Like many other state legislatures last year, Iowa’s was narrowly divided. So all it would take to break the momentum toward a constitutional marriage ban was to tip a few close races. If Democrats took control of the House and Senate, however narrowly, the initiative would die, and with it the likelihood of further legislation limiting civil rights for gays and lesbians. And, fortuitously, Carroll’s own reelection race looked to be one of the closest. He represented the liberal college town of Grinnell and had won the last time around by just a handful of votes.
Over the summer, Carroll’s opponent started receiving checks from across the country—significant sums for a statehouse race, though none so large as to arouse suspicion (the gifts topped out at $1,000). Because they came from individuals and not from organizations, nothing identified the money as being “gay,” or even coordinated. Only a very astute political operative would have spotted the unusual number of out-of-state donors and pondered their interest in an obscure midwestern race. And only someone truly versed in the world of gay causes would have noticed a $1,000 contribution from Denver, Colorado, and been aware that its source, Tim Gill, is the country’s biggest gay donor, and the nexus of an aggressive new force in national politics.
Carroll certainly didn’t catch on until I called him after the election, in which Democrats took control of both legislative chambers, as well as Carroll’s seat and four of the five others targeted by Gill and his allies. Carroll was just sitting down to dinner but agreed to talk about his loss, which he attributed to the activism of Grinnell College students. A suggestion that he’d been targeted by a nationwide network of wealthy gay activists was met with polite midwestern skepticism. But Carroll was sufficiently intrigued to propose that we each log on to the Iowa Ethics and Campaign Disclosure Board’s Web site and examine his opponent’s disclosure report together, over the telephone.

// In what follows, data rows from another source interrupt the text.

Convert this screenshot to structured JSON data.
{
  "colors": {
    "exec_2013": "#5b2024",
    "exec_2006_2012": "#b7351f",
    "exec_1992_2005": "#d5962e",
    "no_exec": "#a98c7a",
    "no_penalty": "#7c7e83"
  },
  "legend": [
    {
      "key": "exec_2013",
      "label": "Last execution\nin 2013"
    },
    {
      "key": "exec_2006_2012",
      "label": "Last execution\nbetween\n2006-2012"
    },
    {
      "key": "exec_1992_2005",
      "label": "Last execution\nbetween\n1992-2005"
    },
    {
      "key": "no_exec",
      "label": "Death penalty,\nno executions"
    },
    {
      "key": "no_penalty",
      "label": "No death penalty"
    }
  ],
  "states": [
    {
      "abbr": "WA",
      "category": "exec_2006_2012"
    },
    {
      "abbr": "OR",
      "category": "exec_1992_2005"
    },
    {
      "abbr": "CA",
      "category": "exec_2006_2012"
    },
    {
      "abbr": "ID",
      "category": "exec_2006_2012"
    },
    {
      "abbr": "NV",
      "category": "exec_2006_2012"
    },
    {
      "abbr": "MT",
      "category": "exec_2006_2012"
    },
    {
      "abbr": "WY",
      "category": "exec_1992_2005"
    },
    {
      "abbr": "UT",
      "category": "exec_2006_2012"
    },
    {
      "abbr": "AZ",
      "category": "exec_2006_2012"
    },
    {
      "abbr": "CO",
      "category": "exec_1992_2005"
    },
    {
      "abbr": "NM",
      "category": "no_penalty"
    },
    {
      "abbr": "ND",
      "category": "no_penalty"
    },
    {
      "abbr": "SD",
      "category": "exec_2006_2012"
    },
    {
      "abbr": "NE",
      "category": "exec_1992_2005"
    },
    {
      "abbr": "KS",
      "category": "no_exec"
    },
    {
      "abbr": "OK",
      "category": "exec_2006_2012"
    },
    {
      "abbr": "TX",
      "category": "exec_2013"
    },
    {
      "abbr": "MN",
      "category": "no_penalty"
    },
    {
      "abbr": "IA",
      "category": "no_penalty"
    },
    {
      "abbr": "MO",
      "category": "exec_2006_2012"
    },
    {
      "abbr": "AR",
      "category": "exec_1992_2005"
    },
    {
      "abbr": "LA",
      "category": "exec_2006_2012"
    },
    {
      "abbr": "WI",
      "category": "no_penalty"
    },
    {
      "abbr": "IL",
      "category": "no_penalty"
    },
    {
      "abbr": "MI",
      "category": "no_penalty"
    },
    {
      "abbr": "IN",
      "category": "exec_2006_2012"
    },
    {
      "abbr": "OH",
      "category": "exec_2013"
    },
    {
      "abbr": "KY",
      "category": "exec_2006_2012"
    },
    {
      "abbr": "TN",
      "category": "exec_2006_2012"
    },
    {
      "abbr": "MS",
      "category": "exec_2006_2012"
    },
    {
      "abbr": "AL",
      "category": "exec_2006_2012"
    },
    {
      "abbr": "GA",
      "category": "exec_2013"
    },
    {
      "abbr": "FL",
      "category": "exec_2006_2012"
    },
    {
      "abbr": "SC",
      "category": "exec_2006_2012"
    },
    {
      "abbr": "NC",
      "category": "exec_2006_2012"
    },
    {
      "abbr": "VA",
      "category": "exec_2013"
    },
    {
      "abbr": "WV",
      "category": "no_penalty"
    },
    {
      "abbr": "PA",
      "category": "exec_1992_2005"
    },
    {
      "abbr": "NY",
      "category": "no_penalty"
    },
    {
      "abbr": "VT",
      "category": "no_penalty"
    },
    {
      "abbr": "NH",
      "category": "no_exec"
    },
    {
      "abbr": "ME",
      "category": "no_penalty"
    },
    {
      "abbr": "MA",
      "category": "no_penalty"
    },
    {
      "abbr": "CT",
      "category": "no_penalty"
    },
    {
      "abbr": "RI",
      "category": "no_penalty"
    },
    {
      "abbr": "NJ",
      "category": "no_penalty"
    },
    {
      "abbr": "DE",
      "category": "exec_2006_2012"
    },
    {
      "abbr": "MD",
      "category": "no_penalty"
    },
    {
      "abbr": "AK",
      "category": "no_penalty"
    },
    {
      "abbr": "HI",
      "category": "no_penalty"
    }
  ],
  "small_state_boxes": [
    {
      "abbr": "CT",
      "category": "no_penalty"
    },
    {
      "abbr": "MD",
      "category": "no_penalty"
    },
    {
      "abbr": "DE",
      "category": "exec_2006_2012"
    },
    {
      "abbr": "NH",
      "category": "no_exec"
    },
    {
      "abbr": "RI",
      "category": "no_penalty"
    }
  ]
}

Scrolling through the thirty-two-page roster of campaign contributors revealed plenty of $25 and $50 donations from nearby towns like Oskaloosa and New Sharon. But a $1,000 donation from California stood out on page 2, and, several pages later, so did another $1,000 from New York City. “I’ll be darned,” said Carroll. “That doesn’t make any sense.” As we kept scrolling, Carroll began reading aloud with mounting disbelief as the evidence passed before his eyes. “Denver … Dallas … Los Angeles … Malibu … there’s New York again … San Francisco! I can’t—I just cannot believe this,” he said, finally. “Who is this guy again?”